How to make investment respectable

This week the government will invite us to think in two different ways about investment. One invitation is implicit and the other explicit.

The implicit one will come late in the week from Simon Power and other social services ministers on the “drivers of crime”.

Power’s main focus has been to be tough on crime, increase police powers and take victims’ side. While American states have been trying to cut prison numbers to save cash, John Key’s cabinet has been determined to put more in prisons.

There is another side. In April Power called a “drivers of crime” conference which heard research evidence that a bad early start in life correlates closely with later criminal behaviour. Investing in reducing the number of bad starts eventually pays a double dividend of adults who are economically productive and who need less health care and other help and don’t do crime and expensive time in prison. Also, heavier investment in those who do get to prison can get a positive return from some.

This week’s announcement will pull together work by departments and service providers to limit damage in four “key areas”: ante-natal, maternity and early parenthood shortcomings; children’s behavioural problems; family violence; and harm caused by alcohol.

That work must be done within existing spending baselines, so must seek out innovative ideas and organisations. Paula Bennett, for example, last week signed up an Auckland charity for a three-month pilot of intensive work with families where there has been a violent incident.

They must stay within existing baselines because Bill English will restate in his half-yearly economic and fiscal update tomorrow that the government must spend less of the GDP.

There are two ways to do that: cut some activities, which some departments have been doing; and get more cost-effective delivery, through innovation and devolution. The word “effective” is important: many non-government organisations which might cost taxpayers less lack the capability to do it well.

The risk in too-hasty devolution is that in effect the government might disinvest, with an eventual negative return.

So Power and English are implicitly inviting us into an investment framework for thinking about social services.

On Wednesday, we will be explicitly invited to think about investment when the capital markets development taskforce headed by investment banker Rob Cameron reports. This, coupled with the tax working group’s report, will give Key and English much to chew over in January. They have already begun chewing.

The importance to everyday New Zealanders of Cameron’s rather dry work is that if capital markets are thin or don’t work well, that limits investment in businesses and we get richer more slowly — and, as a result, we can expect to wave goodbye to more economic refugees headed to Australia.

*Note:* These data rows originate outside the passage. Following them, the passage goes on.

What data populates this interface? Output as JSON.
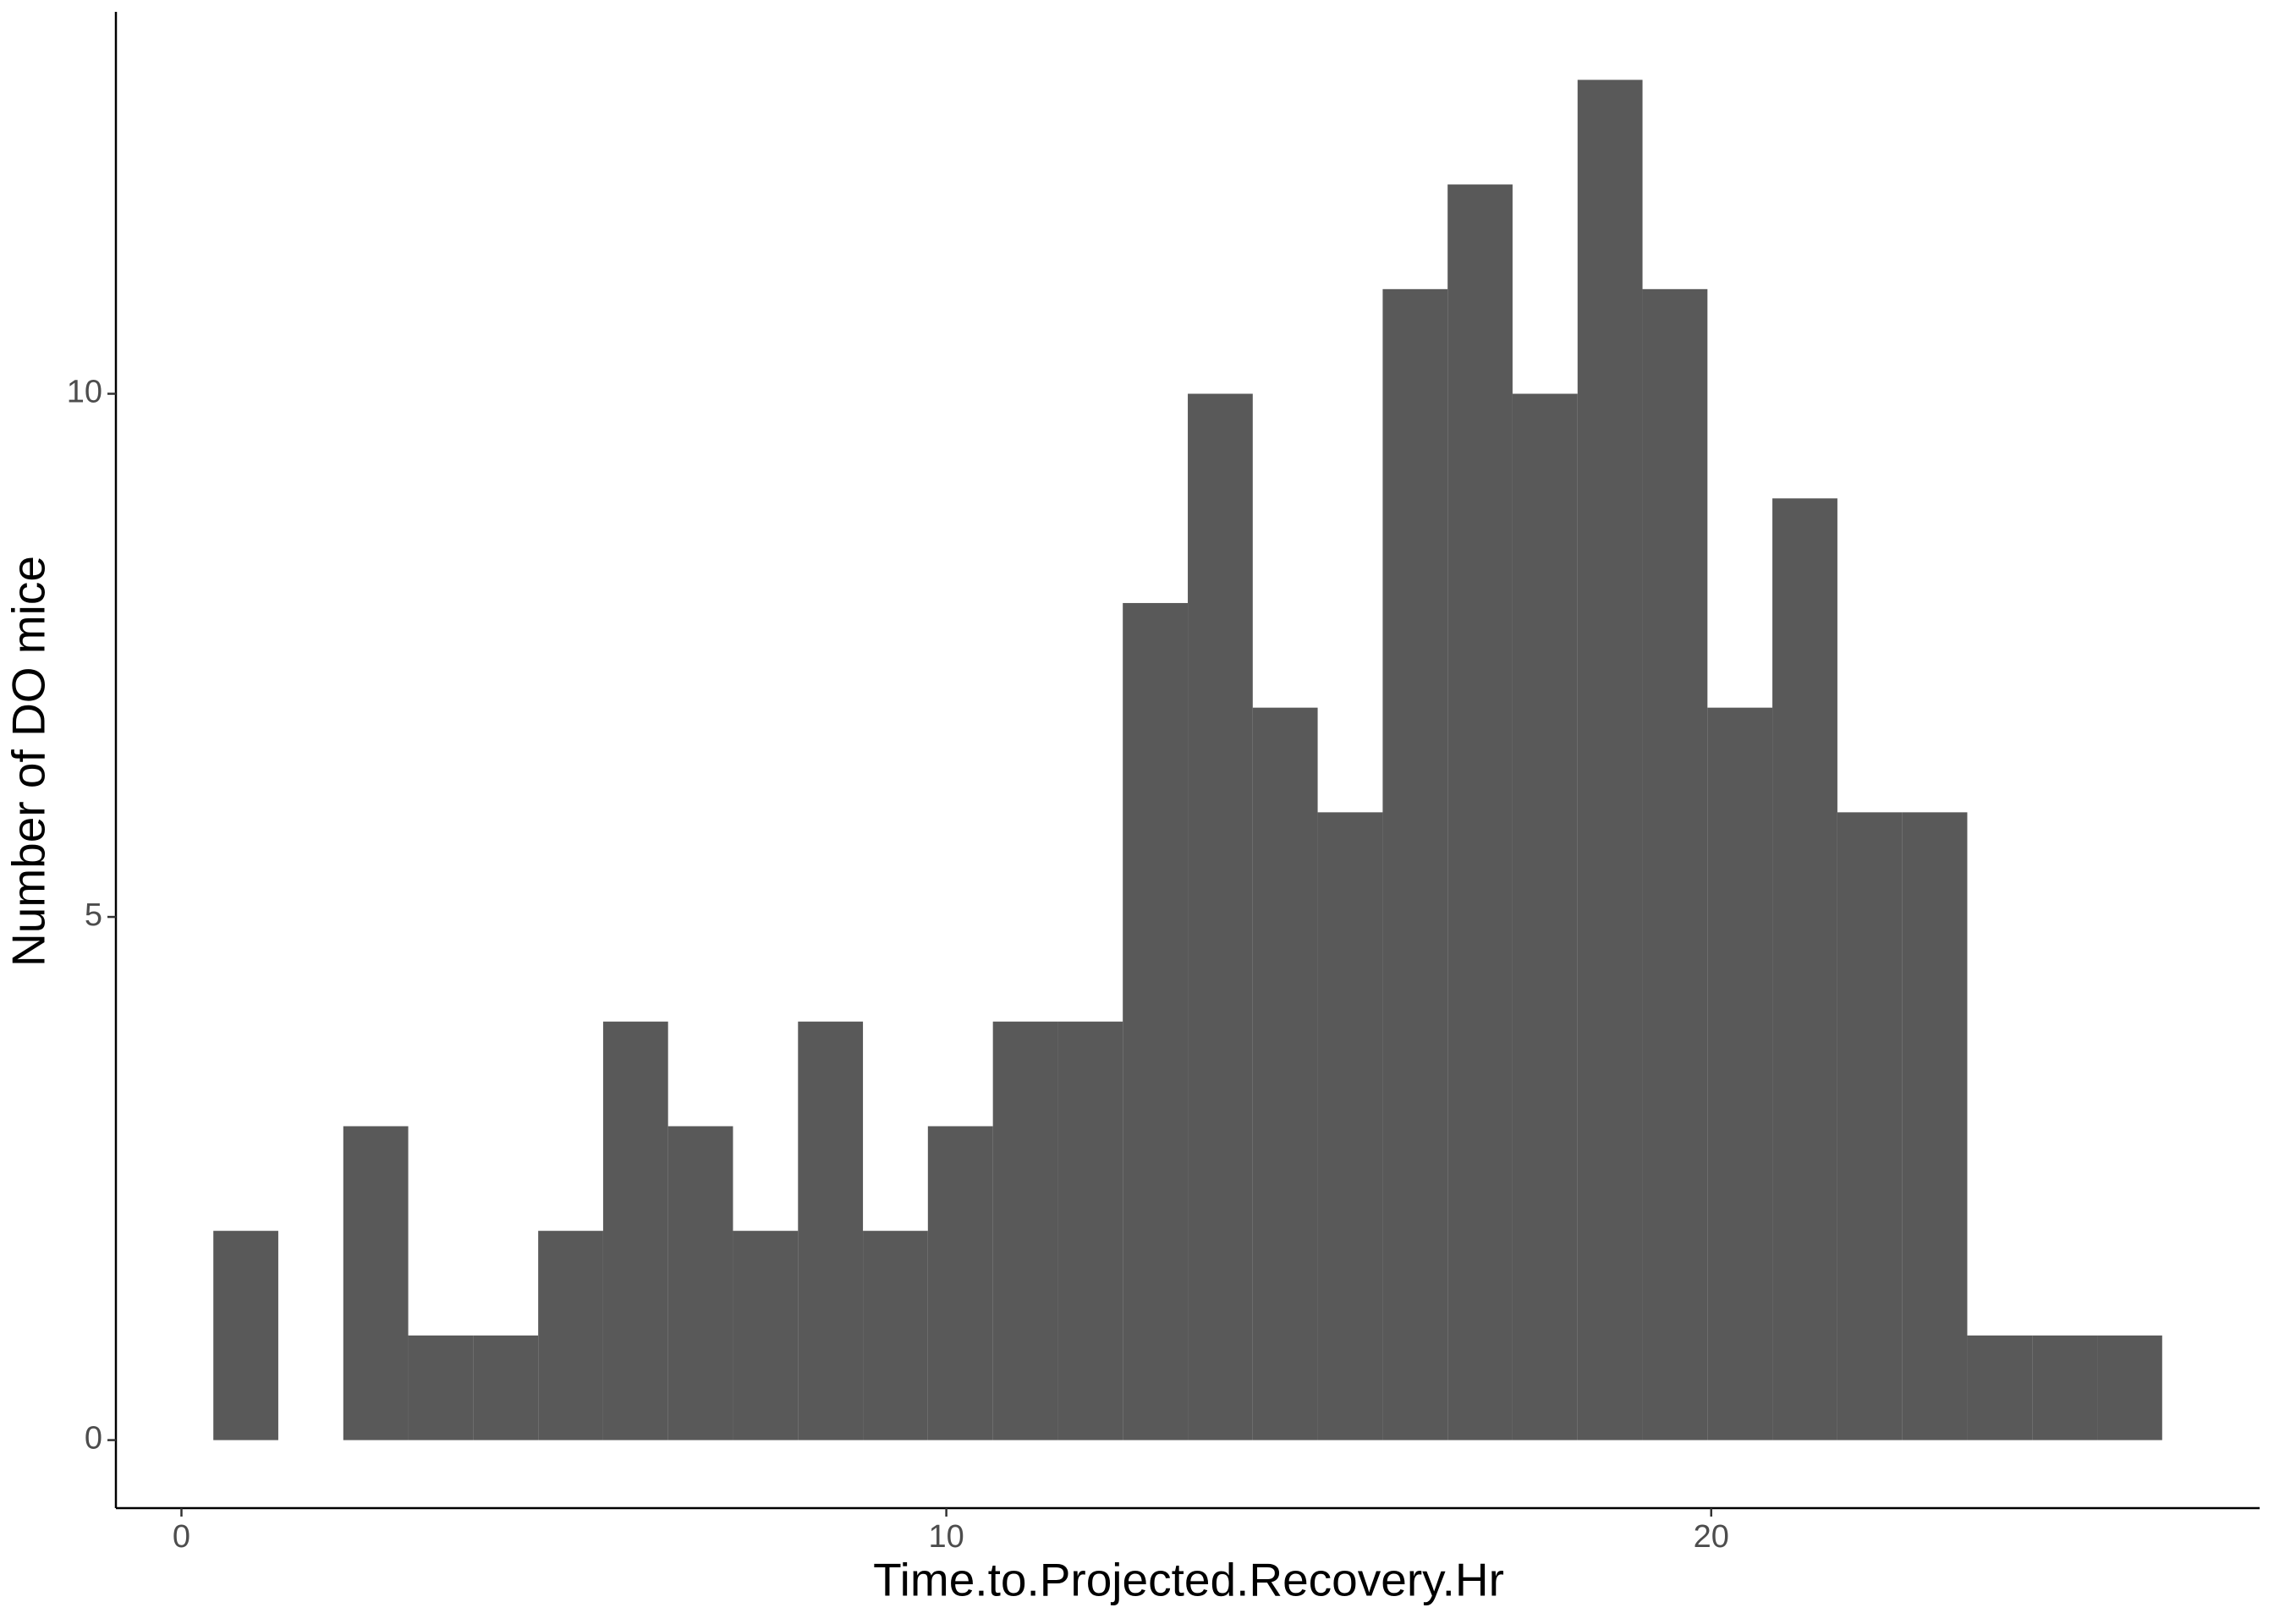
{
  "chart_data": {
    "type": "histogram",
    "xlabel": "Time.to.Projected.Recovery.Hr",
    "ylabel": "Number of DO mice",
    "bins": [
      0.417,
      1.266,
      2.116,
      2.965,
      3.814,
      4.664,
      5.513,
      6.362,
      7.211,
      8.061,
      8.91,
      9.759,
      10.609,
      11.458,
      12.307,
      13.157,
      14.006,
      14.855,
      15.705,
      16.554,
      17.403,
      18.253,
      19.102,
      19.951,
      20.8,
      21.65,
      22.499,
      23.348,
      24.198,
      25.047,
      25.896
    ],
    "counts": [
      2,
      0,
      3,
      1,
      1,
      2,
      4,
      3,
      2,
      4,
      2,
      3,
      4,
      4,
      8,
      10,
      7,
      6,
      11,
      12,
      10,
      13,
      11,
      7,
      9,
      6,
      6,
      1,
      1,
      1
    ],
    "color": "#595959",
    "xlim": [
      -0.857,
      27.17
    ],
    "xticks": [
      0,
      10,
      20
    ],
    "ylim": [
      -0.65,
      13.65
    ],
    "yticks": [
      0,
      5,
      10
    ],
    "grid": false
  }
}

Some of the taskforce’s recommendations have seeped out. A media interview with Cameron last month foreshadowed law changes to prevent financial advisers taking commissions and require them to act in the best interests of clients. (People who thought they had “invested” in Hanover might take grim note.)

Other seepages from the taskforce have been encouraging ministers to firm their intention to sell minority shares in state enterprises in floats to mum-and-dad investors after 2011. Before then, we are likely to see some significant outside investment in one state-owned enterprise’s subsidiaries as a way of expanding the business — a device used a little under the no-sell Labour-led government.

Minority shareholdings in state companies (and other entities, including iwi enterprises) would thicken the Stock Exchange, which is thin on banking, utilities and infrastructure and agricultural stocks. Having more options might invite scared or wary investors back in. Trust is as thin as the market. Houses are safer, so New Zealanders think, with cause.

But houses don’t make new ideas and higher wages. Nor does a tax mix which pushes investors into houses. The Reserve Bank tellingly worried last week about perverse tax incentives. Cameron was on the tax working group, which said the system is broken.

The taskforce’s brief went wide: disclosure documents, property rights, financial literacy, risk capital, the low new-company birthrate, funds management, regulation and scale, plus opportunities for funds to domicile here in at-present unregulated markets, around agriculture and in niche expertise.

The government is likely to pick up most recommendations because the taskforce tested its thinking widely, including with officials and ministers, and as a result developed a broad consensus founded on give-and-take — an exemplary policymaking process.

Will that make a difference? For 20 years this has been a grasshopper economy, a make-believe eternal summer of binge-borrowing. Investment is a foreign notion here.

Making investment respectable in their different fields is one of Power’s and English’s biggest tasks.